Limitations & Future Work

  • Current DAG classes are artificially restricted (each layer has \(K\) nodes, edges only between adjacent depths). Prop 3.1 and Thm 3.3 are slightly compromised by this, with only Thm 3.2 fully translating—a gap the authors acknowledge.
  • The problem of "finding the optimal DAG" and "how the module stably learns it" is largely unaddressed; currently, it relies entirely on sigmoid soft gates and gradients, leaving the distance to a discrete global optimum unknown.
  • The largest experiments are 699M parameters / 40B tokens, which is orders of magnitude smaller than SOTA MoE LLMs (billions of parameters / trillions of tokens). Scaling behavior is unverified; specifically, whether the 4.49% time overhead at \(L=2\) will be amplified by sequential processing at larger scales or if torch.compile can truly mitigate it remains to be seen.
  • Choices for the AGG implementation were not fully ablated—while the theory assumes injective MLP+sum, the engineering implementation simplified this to sigmoid gating + sum, and the gap between these remains unquantified.
  • vs. Chain-of-Experts (CoE, Wang 2025): CoE performs "multi-round routing + incremental refinement" within a layer, requiring an independent router each round, with routing costs scales linearly with rounds. DAG-MoE routes only once and leaves multi-step processing to the DAG module. Experiments show DAG-MoE gains 0.107 more PPL than CoE at equal parameters.
  • vs. S′MoRE (Zeng 2025): S′MoRE also uses structural aggregation, but the structure is fixed as a tree and used only as a PEFT adapter. DAG-MoE generalizes this to arbitrary DAGs as a backbone, where each token can learn a different structure.

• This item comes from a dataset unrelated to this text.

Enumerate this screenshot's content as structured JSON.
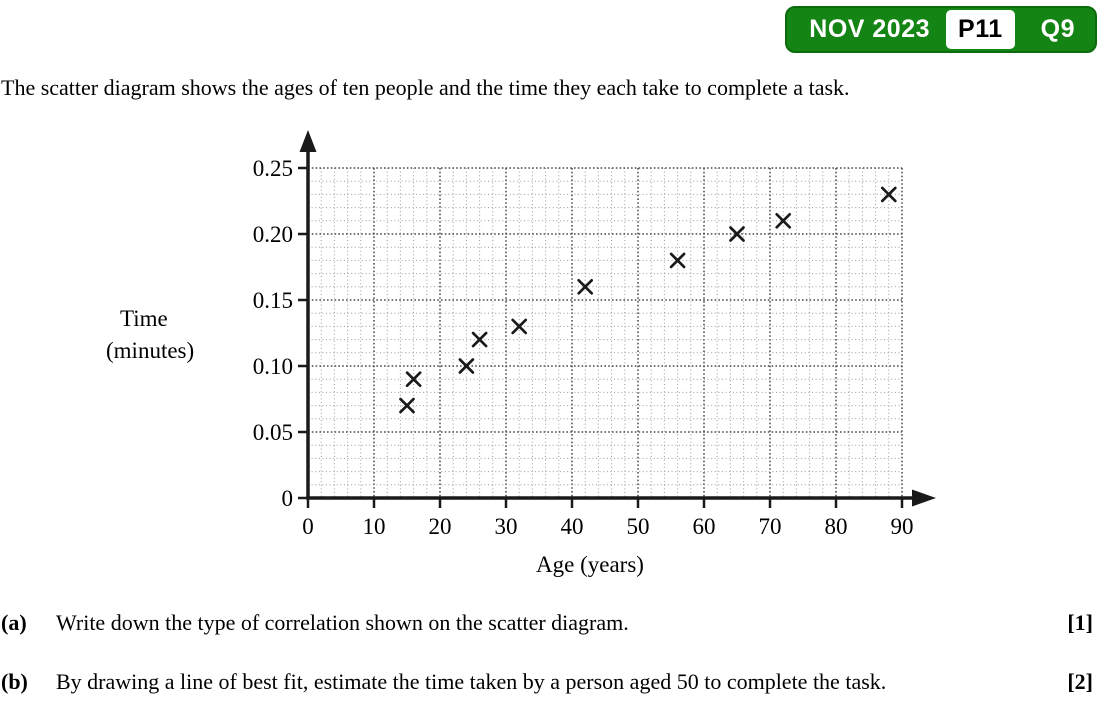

  • vs. DiEP (Bai 2026): DiEP uses DAGs for differentiable expert pruning (compression); DAG-MoE does the opposite, using DAGs to increase expressiveness.

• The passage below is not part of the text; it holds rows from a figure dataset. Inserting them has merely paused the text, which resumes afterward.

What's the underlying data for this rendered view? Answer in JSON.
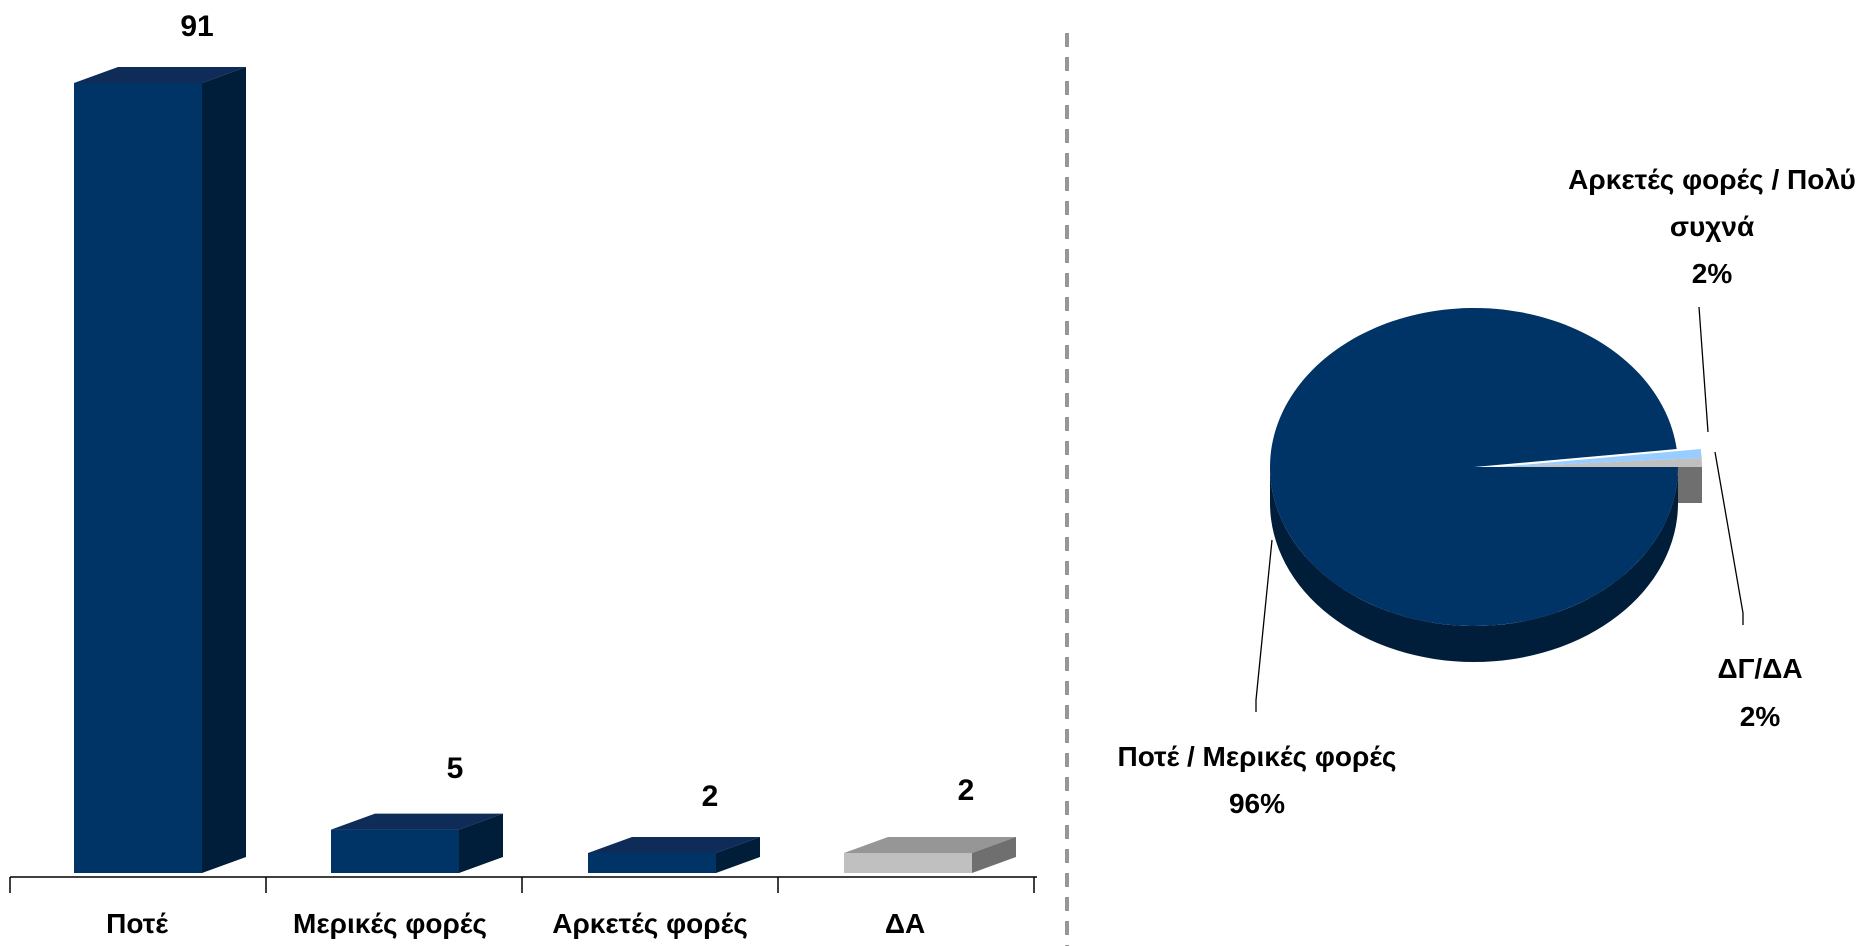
{
  "colors": {
    "navy": "#003366",
    "navy_top": "#0f2c58",
    "navy_side": "#001d3a",
    "gray": "#c0c0c0",
    "gray_top": "#969696",
    "gray_side": "#6f6f6f",
    "light_blue": "#99ccff",
    "divider": "#969696"
  },
  "chart_data": [
    {
      "type": "bar",
      "categories": [
        "Ποτέ",
        "Μερικές φορές",
        "Αρκετές φορές",
        "ΔΑ"
      ],
      "values": [
        91,
        5,
        2,
        2
      ],
      "data_labels": [
        "91",
        "5",
        "2",
        "2"
      ],
      "bar_colors": [
        "navy",
        "navy",
        "navy",
        "gray"
      ],
      "ylim": [
        0,
        91
      ],
      "grid": false,
      "three_d": true
    },
    {
      "type": "pie",
      "three_d": true,
      "slices": [
        {
          "label": "Ποτέ / Μερικές φορές",
          "value": 96,
          "text": "Ποτέ / Μερικές φορές",
          "pct": "96%",
          "color": "navy"
        },
        {
          "label": "Αρκετές φορές / Πολύ συχνά",
          "value": 2,
          "text_lines": [
            "Αρκετές φορές / Πολύ",
            "συχνά"
          ],
          "pct": "2%",
          "color": "light_blue"
        },
        {
          "label": "ΔΓ/ΔΑ",
          "value": 2,
          "text": "ΔΓ/ΔΑ",
          "pct": "2%",
          "color": "gray"
        }
      ]
    }
  ]
}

  • vs. Fine-grained MoE (He 2024, etc.): Fine-grained approaches increase \(N\) to expand combinations via "which experts are selected." DAG-MoE expands the "how they are combined" axis. The two axes are orthogonal and can be used together.

Rating

  • Novelty: ⭐⭐⭐⭐⭐ Isolating the neglected third component of MoE—aggregation—for expressiveness expansion and linking it to GNN theory.
  • Experimental Thoroughness: ⭐⭐⭐⭐ Includes three model scales, equal-parameter baselines, and CoE/MLP comparisons, though the maximum scale is still small and lacks validation on trillion-token LLMs.
  • Writing Quality: ⭐⭐⭐⭐⭐ The progression through Prop \(\to\) Thm \(\to\) Thm is elegant. The boundary between "theory as motivation" and "experiments as evidence" is well-handled, and the OOD vs. in-domain explanation is compelling.
  • Value: ⭐⭐⭐⭐ Provides a nearly free new axis for MoE improvement (<5% throughput), though the sequential \(L\) cost at hyper-scale remains an open question.